La Cour administrative d’appel de Marseille a rendu, le 19 juin 2025, l’arrêt n° 23MA02822 relatif à la compensation fiscale entre deux entités juridiquement distinctes. Une société civile immobilière, détenue quasi intégralement par une autre société, a fait l’objet d’un redressement suite à une vérification de comptabilité. L’administration fiscale a estimé que cette société ne pouvait bénéficier de l’exonération prévue à l’article 239 ter du code général des impôts. Le tribunal administratif de Nice ayant rejeté sa demande initiale en 2023, la requérante a sollicité en appel la décharge des pénalités correspondantes. Elle invoquait le bénéfice d’une compensation avec l’impôt déjà acquitté par son associée majoritaire au titre des mêmes exercices clos en litige. La juridiction d’appel devait alors déterminer si l’interdépendance économique de deux sociétés permet de déroger au principe de l’autonomie fiscale pour l’octroi de compensations. La Cour rejette la requête en rappelant la séparation stricte des personnalités morales, confirmant ainsi l’exigibilité des intérêts de retard malgré le paiement global. L’analyse portera d’abord sur l’application du principe d’autonomie des sujets fiscaux avant d’examiner le maintien des intérêts de retard pour défaut de paiement.
I. L’affirmation rigoureuse du principe d’autonomie des sujets fiscaux
A. L’inapplicabilité de la compensation entre contribuables distincts
L’article L. 205 du livre des procédures fiscales prévoit que les compensations s’opèrent au profit du contribuable invoquant une surtaxe commise à son propre préjudice. La société requérante prétendait ici compenser ses propres pénalités avec l’impôt sur les sociétés versé par une autre entité juridique à responsabilité limitée. La Cour souligne que la requérante constitue « un contribuable distinct » de son associée, rendant impossible tout transfert de crédit d’impôt entre leurs situations respectives. Cette interprétation littérale de la loi fiscale interdit de prendre en compte la réalité économique du groupe au détriment de la forme juridique choisie. L’erreur commise par la société, s’étant considérée à tort comme fiscalement transparente, demeure ainsi sans incidence sur la mise en œuvre de ce mécanisme compensatoire.
B. Le rejet de la compensation étendue aux pénalités
La demande de la société portait spécifiquement sur la décharge des pénalités assortissant les suppléments d’imposition mis à sa charge pour les exercices clos. Les juges administratifs considèrent que la compensation ne peut s’appliquer lorsque les droits et les pénalités concernent des entités ne partageant pas la même personnalité. L’administration peut effectuer des rectifications dès qu’une insuffisance est constatée dans l’assiette, sans que le paiement effectué par un tiers n’éteigne la dette. La Cour confirme ainsi que la notion de double imposition, au sens de l’article L. 205, s’apprécie uniquement au regard d’un seul et même redevable. Cette solution renforce la sécurité juridique de l’administration fiscale tout en imposant aux contribuables une vigilance accrue sur leur régime d’assujettissement réel et effectif.

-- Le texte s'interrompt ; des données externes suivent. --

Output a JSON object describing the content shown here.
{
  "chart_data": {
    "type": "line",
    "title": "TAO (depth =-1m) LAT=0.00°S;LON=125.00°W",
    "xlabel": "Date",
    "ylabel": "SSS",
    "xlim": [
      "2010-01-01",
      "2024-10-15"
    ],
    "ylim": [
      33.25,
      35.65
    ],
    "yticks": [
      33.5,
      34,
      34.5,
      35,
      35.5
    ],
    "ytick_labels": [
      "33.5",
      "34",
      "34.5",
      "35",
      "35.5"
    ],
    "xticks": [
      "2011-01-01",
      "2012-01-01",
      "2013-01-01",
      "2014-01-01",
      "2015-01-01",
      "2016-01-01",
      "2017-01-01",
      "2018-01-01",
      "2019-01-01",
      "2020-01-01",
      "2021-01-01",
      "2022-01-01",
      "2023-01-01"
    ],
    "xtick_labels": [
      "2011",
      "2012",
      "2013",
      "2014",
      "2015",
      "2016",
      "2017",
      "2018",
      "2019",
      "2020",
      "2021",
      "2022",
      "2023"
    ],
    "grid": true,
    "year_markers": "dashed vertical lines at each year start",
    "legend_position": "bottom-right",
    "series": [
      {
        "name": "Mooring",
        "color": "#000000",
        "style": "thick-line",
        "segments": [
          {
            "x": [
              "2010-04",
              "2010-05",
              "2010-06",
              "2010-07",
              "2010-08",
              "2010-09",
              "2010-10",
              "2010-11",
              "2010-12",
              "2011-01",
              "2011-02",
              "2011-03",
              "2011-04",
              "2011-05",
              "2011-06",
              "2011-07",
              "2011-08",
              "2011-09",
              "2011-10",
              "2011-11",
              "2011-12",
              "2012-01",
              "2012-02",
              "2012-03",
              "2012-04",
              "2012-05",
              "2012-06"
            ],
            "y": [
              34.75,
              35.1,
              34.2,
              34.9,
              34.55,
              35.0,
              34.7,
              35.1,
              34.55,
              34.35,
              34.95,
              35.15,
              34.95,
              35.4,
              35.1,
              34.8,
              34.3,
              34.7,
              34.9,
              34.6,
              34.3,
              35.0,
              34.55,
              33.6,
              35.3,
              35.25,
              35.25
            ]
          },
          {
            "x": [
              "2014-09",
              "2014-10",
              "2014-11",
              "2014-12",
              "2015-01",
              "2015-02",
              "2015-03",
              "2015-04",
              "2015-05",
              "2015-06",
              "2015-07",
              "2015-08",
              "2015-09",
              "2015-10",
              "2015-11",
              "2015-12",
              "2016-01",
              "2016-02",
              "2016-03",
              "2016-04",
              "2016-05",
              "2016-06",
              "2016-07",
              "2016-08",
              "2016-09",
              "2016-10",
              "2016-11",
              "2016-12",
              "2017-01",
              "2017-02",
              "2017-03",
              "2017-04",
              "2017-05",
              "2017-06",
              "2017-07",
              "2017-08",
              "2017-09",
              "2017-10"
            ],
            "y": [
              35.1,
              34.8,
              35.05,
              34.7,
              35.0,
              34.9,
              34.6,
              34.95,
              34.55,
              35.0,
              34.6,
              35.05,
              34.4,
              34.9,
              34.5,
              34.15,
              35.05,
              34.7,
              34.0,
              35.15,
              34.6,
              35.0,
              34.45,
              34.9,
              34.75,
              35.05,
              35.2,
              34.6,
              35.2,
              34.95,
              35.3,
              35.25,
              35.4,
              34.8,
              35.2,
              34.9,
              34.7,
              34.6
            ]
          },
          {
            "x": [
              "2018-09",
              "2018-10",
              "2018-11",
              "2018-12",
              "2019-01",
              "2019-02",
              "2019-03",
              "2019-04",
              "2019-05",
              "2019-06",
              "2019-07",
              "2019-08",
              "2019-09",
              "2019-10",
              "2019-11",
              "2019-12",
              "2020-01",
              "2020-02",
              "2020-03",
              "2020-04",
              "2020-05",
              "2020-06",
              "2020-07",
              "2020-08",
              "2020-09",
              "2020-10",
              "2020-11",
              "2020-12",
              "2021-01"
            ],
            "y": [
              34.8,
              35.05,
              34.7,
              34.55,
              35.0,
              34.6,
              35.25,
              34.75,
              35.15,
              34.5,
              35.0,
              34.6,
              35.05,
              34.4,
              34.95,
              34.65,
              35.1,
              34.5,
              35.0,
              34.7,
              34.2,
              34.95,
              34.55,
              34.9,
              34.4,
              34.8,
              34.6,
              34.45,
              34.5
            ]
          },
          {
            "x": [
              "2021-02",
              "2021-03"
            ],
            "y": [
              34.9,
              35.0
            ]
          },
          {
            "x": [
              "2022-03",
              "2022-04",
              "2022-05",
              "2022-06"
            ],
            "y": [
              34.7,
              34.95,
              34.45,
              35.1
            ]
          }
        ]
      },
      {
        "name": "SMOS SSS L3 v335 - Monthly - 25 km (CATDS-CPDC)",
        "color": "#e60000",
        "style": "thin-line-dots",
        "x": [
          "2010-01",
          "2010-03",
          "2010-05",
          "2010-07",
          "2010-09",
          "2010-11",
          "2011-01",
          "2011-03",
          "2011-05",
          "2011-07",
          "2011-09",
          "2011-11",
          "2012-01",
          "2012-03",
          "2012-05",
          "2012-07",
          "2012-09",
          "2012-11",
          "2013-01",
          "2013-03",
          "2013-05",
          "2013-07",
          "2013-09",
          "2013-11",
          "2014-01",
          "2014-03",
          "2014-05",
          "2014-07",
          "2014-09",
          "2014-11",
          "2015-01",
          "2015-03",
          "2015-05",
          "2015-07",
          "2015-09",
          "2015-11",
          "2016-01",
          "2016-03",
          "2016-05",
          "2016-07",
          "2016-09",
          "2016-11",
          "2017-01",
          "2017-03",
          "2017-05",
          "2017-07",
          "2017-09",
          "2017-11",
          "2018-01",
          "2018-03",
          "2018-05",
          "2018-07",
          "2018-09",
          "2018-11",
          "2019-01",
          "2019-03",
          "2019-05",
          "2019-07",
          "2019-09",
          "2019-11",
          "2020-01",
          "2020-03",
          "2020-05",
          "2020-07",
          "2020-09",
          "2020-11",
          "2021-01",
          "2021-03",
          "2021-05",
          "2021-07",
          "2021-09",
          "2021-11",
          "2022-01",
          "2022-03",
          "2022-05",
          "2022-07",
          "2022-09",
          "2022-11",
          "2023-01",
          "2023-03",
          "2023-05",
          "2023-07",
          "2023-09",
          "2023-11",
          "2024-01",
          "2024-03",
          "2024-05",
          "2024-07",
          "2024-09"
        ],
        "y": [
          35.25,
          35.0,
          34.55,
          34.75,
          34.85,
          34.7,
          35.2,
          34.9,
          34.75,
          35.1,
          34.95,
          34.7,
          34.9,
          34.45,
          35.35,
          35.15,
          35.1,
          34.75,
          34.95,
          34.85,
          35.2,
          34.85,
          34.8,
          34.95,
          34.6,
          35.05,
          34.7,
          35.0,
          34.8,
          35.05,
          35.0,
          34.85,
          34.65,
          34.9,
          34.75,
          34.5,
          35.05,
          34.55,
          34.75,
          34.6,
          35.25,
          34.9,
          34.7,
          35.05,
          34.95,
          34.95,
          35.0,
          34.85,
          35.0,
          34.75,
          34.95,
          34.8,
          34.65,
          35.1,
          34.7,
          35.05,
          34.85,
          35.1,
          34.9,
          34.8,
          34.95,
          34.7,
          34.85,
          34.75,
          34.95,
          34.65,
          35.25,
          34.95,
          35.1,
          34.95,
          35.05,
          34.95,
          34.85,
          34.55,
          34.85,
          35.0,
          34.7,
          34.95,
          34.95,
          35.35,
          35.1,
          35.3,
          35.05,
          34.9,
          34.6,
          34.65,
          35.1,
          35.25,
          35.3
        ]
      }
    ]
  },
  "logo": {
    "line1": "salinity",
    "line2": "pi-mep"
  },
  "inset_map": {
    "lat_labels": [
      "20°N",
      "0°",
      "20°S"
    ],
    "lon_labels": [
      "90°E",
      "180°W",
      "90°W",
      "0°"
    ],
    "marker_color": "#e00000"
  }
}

II. Le maintien des intérêts de retard malgré la neutralité fiscale globale
A. Le caractère objectif de l’intérêt de retard
L’article 1727 du code général des impôts dispose que toute créance fiscale non acquittée dans le délai légal donne lieu au versement d’un intérêt. La juridiction d’appel rappelle que la société n’a pas acquitté personnellement l’impôt dont elle était redevable à raison de ses propres résultats annuels. Le dégrèvement d’office accordé ultérieurement à l’associée pour les sommes payées à tort ne saurait régulariser rétroactivement la situation de la société civile immobilière. L’intérêt de retard n’ayant pas le caractère d’une sanction, il vise simplement à réparer le préjudice financier subi par le Trésor public à cette occasion. La Cour valide ce raisonnement en jugeant que l’administration a agi « à bon droit » en maintenant ces accessoires indispensables de la dette fiscale principale.
B. L’inefficacité des garanties contre les changements de doctrine
La requérante invoquait également les articles L. 80 A et L. 80 B du livre des procédures fiscales pour faire échec aux redressements opérés en l’espèce. La Cour juge que la doctrine administrative référencée ne comporte aucune interprétation de la loi fiscale différente de celle dont il est fait application. De même, un simple courriel d’un inspecteur confirmant un engagement de dégrèvement pour une autre société ne constitue pas une prise de position formelle invocable. La garantie contre les changements de doctrine exige une réponse précise concernant la situation de fait du contribuable qui s’en prévaut directement et personnellement. Le rejet de ces moyens souligne la difficulté pour les sociétés de se prévaloir de documents dépourvus de portée normative ou de portée individuelle suffisante.